Láibmat II
With their performance in the Chemnitz River, Margrethe Pettersen, Maia Birkeland, Dana Tomečková and Christina Disington perform a healing, cleansing ritual. The video shows how four people in colourful, handmade costumes carefully approach the water. One by one, they enter the water, forming rectangular, circular and crossed shapes with their bodies. In this way, they drift downstream from one bridge to another, moving with the water. The artist belongs to the Sami, an indigenous Nordic people whose culture views time in a circular way, as something that comes as opposed to going. The artists have also approached the river over a longer period of time; with letters and conversations. The Chemnitz, Kamenica, was once freely meandering, stony and biodiverse, then straightened, hidden, polluted, it became the driving force behind the industrialization of the city. Pettersen says: “I want to make the water and the river more accessible to the people who live there and bring back the river as an entity. I hope to open up thoughts about how important water is for all living organisms, but also the power it holds, stories and wisdom.” How to learn from indigenous communities is just as central as how to deal with the climate crisis.
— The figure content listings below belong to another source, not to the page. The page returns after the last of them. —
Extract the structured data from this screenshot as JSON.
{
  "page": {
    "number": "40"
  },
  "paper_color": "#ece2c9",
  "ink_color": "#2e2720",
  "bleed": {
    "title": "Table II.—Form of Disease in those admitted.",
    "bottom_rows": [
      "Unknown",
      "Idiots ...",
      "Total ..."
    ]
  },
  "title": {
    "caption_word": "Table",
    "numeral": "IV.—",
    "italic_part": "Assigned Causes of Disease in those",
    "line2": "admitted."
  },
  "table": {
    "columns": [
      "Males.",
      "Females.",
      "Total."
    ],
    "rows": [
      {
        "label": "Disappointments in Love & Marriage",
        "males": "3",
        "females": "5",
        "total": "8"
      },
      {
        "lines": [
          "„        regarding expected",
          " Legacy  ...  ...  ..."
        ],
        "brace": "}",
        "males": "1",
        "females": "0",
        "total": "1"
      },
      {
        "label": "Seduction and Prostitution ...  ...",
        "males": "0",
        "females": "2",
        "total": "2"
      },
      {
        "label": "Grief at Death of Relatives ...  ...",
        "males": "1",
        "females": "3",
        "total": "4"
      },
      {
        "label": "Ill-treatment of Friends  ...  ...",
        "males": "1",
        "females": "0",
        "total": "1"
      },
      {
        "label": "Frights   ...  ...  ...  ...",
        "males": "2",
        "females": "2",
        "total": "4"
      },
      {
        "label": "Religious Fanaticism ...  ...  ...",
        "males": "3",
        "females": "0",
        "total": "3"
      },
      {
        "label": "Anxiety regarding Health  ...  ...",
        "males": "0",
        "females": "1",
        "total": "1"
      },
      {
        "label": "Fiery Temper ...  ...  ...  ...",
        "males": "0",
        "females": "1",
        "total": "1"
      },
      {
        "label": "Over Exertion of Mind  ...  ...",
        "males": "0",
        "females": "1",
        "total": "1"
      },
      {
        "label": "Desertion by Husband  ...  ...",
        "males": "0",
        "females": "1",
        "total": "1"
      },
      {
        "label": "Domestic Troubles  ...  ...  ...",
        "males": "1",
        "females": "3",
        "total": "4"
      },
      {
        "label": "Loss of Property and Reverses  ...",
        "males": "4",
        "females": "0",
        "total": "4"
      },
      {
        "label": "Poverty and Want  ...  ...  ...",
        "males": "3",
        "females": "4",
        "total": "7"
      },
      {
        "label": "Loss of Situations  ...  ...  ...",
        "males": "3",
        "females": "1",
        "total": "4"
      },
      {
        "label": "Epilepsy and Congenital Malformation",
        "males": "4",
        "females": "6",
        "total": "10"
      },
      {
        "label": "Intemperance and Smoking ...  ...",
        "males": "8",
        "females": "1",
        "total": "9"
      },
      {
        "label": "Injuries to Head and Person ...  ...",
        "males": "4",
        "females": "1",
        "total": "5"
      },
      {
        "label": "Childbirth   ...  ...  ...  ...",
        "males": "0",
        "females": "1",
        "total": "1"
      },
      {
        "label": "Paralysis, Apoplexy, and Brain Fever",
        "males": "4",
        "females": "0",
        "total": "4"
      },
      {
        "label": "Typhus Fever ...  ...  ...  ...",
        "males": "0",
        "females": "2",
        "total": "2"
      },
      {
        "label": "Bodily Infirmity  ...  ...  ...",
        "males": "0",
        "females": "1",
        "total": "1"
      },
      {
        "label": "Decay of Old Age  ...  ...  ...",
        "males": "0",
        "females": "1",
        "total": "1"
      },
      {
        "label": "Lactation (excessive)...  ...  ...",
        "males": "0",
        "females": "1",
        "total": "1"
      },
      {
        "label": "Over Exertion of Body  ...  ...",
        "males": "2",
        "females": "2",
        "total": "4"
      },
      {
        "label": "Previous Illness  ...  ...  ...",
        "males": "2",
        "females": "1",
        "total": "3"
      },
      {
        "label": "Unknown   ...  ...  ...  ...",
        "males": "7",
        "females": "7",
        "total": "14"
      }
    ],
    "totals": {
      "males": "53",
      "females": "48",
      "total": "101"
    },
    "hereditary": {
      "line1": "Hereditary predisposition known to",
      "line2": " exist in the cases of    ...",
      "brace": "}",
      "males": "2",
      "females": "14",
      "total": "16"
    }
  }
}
Questioning consumption and production, the relationship to and knowledge about nature, a notion of time that is not money but rather contemplative and responsibility for one’s own actions are just as much a part of the work as vulnerability. This is always based on the elementary connection and equal status of humans and the environment.
The video documentation of the performance is currently defect. Screening dates will be announced in the calendar.